Although we have a reasonably good understanding of the processes involved in producing an aurora from a solar flare, there are many, many factors involved, not all of which we understand completely or can predict with exact certainty. For example, about one day after the March 29 solar flare another flare erupted from the same sunspot group, and thus there was a possibility of additional aurora displays on the nights after March 30. However, in response to this flare the Earth's magnetic field switched direction -- in effect, reversing the electrical current -- and thus there was no repeat of the March 30 aurora.
Whenever we deal with complex systems with many interacting factors, we always have uncertainty when we try to predict later outcomes. Such systems are usually said to be "chaotic," a term which refers to the fact that even small changes in some of the initial factors can cause significant effects later on.

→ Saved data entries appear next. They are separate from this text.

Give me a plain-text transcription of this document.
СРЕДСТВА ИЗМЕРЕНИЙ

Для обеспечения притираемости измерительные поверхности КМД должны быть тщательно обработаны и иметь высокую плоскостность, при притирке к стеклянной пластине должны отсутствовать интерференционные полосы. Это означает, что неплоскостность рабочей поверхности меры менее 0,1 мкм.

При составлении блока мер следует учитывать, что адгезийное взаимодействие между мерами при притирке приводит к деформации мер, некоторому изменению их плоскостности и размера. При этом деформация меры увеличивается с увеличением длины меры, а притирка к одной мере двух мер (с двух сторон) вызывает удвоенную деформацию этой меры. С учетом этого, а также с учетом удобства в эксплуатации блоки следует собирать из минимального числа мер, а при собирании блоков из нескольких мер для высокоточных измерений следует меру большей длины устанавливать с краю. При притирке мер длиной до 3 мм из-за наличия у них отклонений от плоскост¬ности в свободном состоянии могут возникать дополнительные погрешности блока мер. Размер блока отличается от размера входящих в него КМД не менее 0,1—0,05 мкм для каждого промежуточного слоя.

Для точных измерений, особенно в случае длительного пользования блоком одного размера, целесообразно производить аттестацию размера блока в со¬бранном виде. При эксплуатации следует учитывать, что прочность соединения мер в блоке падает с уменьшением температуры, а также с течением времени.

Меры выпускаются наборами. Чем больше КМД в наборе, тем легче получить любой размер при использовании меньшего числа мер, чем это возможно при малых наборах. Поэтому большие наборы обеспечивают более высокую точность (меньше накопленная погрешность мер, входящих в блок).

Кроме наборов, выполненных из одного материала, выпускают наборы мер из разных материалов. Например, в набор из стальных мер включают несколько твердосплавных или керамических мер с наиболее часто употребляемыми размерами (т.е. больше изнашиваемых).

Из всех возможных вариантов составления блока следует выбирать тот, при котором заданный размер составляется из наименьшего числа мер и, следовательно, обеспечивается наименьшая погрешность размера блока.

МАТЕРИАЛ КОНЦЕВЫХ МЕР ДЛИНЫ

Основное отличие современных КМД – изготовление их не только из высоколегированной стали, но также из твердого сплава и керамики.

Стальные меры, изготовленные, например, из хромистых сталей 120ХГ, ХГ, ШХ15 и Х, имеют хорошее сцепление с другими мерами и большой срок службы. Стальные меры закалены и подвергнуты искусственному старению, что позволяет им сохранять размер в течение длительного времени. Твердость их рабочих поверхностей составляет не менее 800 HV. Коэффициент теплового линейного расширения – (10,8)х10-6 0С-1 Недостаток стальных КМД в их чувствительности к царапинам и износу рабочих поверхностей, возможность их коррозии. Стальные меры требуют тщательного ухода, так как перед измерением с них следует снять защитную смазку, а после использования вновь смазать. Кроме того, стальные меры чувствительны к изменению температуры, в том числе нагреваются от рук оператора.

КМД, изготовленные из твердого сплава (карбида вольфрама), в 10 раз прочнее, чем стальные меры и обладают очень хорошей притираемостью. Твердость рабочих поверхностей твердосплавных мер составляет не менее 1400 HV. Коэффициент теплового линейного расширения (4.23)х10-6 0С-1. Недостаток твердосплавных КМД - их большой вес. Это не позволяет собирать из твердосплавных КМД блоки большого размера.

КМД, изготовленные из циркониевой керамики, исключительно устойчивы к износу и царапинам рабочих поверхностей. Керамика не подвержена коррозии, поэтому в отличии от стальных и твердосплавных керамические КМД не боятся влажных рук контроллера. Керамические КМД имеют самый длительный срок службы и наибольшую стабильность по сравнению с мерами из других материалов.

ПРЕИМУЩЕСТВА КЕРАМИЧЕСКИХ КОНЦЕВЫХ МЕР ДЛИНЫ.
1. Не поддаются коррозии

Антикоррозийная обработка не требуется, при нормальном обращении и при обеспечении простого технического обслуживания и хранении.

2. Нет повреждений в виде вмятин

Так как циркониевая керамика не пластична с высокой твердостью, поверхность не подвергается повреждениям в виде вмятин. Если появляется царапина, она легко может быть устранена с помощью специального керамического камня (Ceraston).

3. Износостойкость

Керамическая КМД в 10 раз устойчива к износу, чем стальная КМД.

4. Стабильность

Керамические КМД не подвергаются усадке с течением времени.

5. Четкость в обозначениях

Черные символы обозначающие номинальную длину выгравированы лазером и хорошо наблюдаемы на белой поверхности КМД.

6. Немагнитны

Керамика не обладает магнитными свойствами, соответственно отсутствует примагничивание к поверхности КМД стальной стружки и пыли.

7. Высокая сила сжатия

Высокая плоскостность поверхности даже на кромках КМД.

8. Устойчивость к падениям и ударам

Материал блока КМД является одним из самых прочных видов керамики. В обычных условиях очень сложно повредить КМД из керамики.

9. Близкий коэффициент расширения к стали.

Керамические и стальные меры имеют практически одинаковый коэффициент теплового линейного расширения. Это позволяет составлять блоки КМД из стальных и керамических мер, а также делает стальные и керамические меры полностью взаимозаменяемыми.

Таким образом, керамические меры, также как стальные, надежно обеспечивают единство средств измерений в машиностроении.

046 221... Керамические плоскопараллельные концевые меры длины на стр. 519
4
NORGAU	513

One example of such a chaotic system with which we're all familiar is the weather. It is true, of course, that with weather satellites and advanced computer modeling weather prediction is far more accurate that it was a half-century ago. Nevertheless, we can all attest to occasions when the weather we experienced was significantly different from that that was predicted. This inability to predict outcomes of chaotic systems like the weather is sometimes described under the somewhat whimsical name of the "butterfly effect," for example: when we predicted the weather for New York, we forgot to take into account the effects created by the flapping of a butterfly's wings in Tokyo. Although such an example appears ridiculously extreme, it illustrates the concept that even tiny differences in the initial conditions of a complex system can cause entirely disproportionate subsequent changes in that system.
One area of significant current interest where it might be worthwhile to consider this "butterfly effect" is in the discussion of the greenhouse effect and global warming. We understand the basic processes going on, and -- thanks in part to our studies of the planet Venus -- some of the potential outcomes. We are also able to measure the effects that we are producing by our continued emission of greenhouse gases into the atmosphere, and a recent detailed study by an international scientific panel strongly indicates that we are setting ourselves up for dramatic atmospheric changes in the not-too-distant future.
Are we able to predict with absolute certainty what will happen? Of course not; there are many variables within the system, not all of which we understand (or may even be aware of), and we cannot predict just what the effects of all these, interacting with each other, will be. All we can do is apply the knowledge we have, and make predictions on that basis. Somewhere in there, however, a butterfly may be lurking, but we don't know where it is, or what it might do.
Despite the uncertainty, it is nevertheless prudent to make plans based upon the knowledge we have and, if necessary, adjust our actions accordingly. After all, those who missed the March 30 aurora display will probably get another chance sometime in the future. But we may not get a second chance with Earth.